教育課程の編成・実施・評価・改善のサイクル(カリキュラム・マネジメント=CM)の実態について、(一財)教育調査研究所が小・中学校を対象にアンケートを実施。それによれば、CMが機能していると考えるのは、小学校で7割を超え、中学校では6割を超えていた。一方で、3割の学校は機能していないと回答していることから、理由や原因を具体的に把握し改善を目指すとしている。

回答を寄せたのは、小学校が581校中277校、中学校が144校中62校。CMの意識や理解について尋ねた。

CMの状況について、「教育目標の具現化に向けて教育課程の編成・実施・評価・改善のサイクルが機能しているか」との問いに、十分機能しているが小学校で7.9%、中学校で12.9%。おおむね機能しているのは小学校が66.1%、中学校は51.3%。

その中で、小学校での取り組みとして「編成を管理職や教務主任に任せず全員理解のもとに創る。評価は教職員だけでなく、学校評議会、保護者からも求め結果を公開。PDCAサイクルを実践」や「保護者、地域への年2回のアンケートを、およそ90%の回収率でとり、結果と内容を分析して報告。全職員で共通理解を図り、改善策を講じ、即実践に移す。または次年度に編成させる」などの自由記述があった。

中学校では「マークシート式で保護者アンケートを実施、学校運営協議会で説明し意見交換会を行う」や「SWOT分析、PDCAサイクルに基づく計画、実施、評価(分析考察)、改善を図っている」などと記述している。

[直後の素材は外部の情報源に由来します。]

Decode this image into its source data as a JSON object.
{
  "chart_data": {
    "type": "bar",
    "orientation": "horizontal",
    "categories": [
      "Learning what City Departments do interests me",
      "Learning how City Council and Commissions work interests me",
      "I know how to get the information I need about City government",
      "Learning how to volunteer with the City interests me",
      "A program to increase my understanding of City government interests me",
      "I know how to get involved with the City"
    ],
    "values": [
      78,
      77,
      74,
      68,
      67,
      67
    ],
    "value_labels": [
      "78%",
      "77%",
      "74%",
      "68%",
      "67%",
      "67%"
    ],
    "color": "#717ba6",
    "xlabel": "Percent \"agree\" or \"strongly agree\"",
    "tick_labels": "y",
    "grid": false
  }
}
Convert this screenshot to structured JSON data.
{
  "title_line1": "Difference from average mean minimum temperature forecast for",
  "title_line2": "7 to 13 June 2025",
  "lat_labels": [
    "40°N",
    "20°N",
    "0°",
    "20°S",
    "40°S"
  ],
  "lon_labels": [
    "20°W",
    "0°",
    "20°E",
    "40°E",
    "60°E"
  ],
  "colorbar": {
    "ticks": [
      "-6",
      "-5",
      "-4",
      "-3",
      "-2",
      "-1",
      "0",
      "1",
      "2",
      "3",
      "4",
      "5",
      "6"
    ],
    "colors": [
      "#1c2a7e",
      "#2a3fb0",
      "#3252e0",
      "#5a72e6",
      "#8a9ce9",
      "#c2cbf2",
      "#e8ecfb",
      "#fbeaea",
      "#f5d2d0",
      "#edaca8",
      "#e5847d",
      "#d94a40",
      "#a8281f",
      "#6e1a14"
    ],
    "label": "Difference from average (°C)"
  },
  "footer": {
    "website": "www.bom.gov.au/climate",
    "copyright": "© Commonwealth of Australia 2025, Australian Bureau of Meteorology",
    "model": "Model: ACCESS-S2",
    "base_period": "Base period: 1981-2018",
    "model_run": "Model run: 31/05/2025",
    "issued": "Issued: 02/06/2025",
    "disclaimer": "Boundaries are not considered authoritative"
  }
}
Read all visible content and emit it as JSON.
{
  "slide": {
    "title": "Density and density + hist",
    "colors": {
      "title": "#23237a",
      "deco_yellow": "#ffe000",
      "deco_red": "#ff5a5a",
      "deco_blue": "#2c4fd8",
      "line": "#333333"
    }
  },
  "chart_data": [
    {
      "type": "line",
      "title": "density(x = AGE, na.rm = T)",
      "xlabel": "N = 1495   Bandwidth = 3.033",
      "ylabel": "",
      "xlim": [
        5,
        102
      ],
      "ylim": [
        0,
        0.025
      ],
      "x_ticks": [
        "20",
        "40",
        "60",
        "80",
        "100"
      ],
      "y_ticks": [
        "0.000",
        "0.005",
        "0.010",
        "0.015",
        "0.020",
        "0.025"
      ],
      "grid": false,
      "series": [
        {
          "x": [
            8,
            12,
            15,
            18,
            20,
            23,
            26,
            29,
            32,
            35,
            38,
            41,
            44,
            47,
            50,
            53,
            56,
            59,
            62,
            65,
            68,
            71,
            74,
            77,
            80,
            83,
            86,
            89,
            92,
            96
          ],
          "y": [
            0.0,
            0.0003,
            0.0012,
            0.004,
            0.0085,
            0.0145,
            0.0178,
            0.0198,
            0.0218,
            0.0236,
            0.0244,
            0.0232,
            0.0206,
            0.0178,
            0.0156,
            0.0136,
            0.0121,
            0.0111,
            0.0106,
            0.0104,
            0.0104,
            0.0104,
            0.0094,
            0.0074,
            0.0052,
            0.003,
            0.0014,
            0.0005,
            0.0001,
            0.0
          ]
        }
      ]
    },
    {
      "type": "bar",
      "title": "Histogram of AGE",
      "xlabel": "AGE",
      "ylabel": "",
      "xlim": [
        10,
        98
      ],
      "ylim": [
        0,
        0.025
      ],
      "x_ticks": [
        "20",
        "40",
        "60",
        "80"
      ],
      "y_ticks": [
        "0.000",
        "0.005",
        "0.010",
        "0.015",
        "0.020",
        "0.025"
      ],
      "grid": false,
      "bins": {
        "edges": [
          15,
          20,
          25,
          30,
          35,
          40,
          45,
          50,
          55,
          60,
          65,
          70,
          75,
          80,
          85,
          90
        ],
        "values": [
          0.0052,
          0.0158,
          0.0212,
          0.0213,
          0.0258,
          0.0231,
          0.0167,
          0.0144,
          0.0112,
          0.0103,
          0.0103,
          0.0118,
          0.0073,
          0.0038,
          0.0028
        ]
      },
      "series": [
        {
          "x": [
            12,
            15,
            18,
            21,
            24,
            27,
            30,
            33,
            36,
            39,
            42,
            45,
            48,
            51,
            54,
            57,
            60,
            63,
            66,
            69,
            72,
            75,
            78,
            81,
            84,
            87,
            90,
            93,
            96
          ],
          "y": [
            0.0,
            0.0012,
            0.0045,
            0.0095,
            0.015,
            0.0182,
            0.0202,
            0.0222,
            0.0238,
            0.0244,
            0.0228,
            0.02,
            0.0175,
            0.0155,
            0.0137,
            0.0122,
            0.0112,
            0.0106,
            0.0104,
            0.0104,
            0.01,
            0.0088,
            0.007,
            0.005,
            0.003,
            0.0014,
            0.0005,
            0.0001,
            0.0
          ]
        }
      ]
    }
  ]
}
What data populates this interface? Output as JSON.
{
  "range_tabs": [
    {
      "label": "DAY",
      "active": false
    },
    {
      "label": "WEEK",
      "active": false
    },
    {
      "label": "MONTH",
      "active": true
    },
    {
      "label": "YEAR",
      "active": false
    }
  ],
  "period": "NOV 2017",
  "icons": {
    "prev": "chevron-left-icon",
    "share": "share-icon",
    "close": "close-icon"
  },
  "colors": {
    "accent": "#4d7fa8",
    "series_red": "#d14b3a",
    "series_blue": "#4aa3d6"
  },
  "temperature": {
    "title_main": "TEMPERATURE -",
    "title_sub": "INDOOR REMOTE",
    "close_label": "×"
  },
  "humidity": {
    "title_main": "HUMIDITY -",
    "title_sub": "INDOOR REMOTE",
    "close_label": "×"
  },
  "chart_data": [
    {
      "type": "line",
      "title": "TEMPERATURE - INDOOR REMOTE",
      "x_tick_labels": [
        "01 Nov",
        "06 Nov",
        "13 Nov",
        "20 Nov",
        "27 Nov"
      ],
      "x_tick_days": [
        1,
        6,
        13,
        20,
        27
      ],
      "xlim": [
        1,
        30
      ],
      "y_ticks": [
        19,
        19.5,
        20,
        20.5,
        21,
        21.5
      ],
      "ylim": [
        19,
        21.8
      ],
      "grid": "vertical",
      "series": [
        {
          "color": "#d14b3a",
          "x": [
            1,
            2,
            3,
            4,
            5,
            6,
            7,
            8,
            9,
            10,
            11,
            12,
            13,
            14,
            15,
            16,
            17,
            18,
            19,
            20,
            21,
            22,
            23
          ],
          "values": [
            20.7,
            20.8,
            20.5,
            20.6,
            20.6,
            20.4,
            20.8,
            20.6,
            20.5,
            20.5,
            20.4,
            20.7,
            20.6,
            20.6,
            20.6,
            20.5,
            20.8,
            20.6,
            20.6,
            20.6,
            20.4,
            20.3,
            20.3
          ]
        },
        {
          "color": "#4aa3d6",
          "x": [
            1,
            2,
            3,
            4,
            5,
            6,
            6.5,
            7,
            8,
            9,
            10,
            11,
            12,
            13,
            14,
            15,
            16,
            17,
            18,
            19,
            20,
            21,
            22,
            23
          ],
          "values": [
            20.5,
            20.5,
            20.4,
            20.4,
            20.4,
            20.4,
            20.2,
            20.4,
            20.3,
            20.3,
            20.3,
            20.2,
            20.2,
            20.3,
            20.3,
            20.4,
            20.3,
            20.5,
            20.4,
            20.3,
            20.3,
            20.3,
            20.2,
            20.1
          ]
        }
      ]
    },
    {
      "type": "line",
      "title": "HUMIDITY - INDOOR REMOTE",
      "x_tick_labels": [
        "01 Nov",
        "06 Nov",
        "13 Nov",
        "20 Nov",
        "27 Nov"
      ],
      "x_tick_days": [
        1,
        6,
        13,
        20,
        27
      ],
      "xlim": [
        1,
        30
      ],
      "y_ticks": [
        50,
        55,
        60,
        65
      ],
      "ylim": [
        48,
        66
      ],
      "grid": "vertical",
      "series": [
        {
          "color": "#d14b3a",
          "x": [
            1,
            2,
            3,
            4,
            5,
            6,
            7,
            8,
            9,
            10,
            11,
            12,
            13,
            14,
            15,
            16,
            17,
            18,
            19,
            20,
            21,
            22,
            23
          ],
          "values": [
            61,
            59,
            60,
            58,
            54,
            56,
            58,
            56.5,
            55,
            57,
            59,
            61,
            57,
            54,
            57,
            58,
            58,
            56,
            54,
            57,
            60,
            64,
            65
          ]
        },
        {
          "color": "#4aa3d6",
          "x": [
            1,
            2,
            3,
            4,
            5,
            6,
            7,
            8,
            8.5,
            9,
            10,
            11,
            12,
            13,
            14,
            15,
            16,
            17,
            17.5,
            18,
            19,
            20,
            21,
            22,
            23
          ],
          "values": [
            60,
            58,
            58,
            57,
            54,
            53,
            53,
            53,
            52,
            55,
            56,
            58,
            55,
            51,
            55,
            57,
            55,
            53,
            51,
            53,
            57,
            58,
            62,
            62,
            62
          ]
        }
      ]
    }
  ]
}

小・中学ともに、学校評価や教育課程の評価を1年の中で複数回実施し、改善を図っている傾向が見られた。また教職員だけでなく、児童生徒、保護者や地域の人など学校関係者などにもアンケートなどで評価をしてもらい改善に生かしていた。

「課題がある」としたのは小学校95.7%、中学校95.2%。一番多かった理由は、小学校では「教師の経験が未熟で、教育課程の意識やマネジメント力が不足している」が62.6%。中学校では「カリキュラム・マネジメントの研修が不足している」が61.0%だった。

理由については「多くの職員が古い教育活動を展開しており、日々の研修がなされていない」や「新たにカリキュラムに加えていく内容について学校全体で理解し考える時間がで十分に取れていない」など具体的な課題も示されていることから、一学校の問題にせず、校長会や教委で広く対策や対応を検討していくのが課題だとしている。

調査ではCMを、「教育課程編成・指導計画作成―実施―評価―改善の一連のサイクルを効果的に運営し教育の質を高めること」として、調査校に伝えている。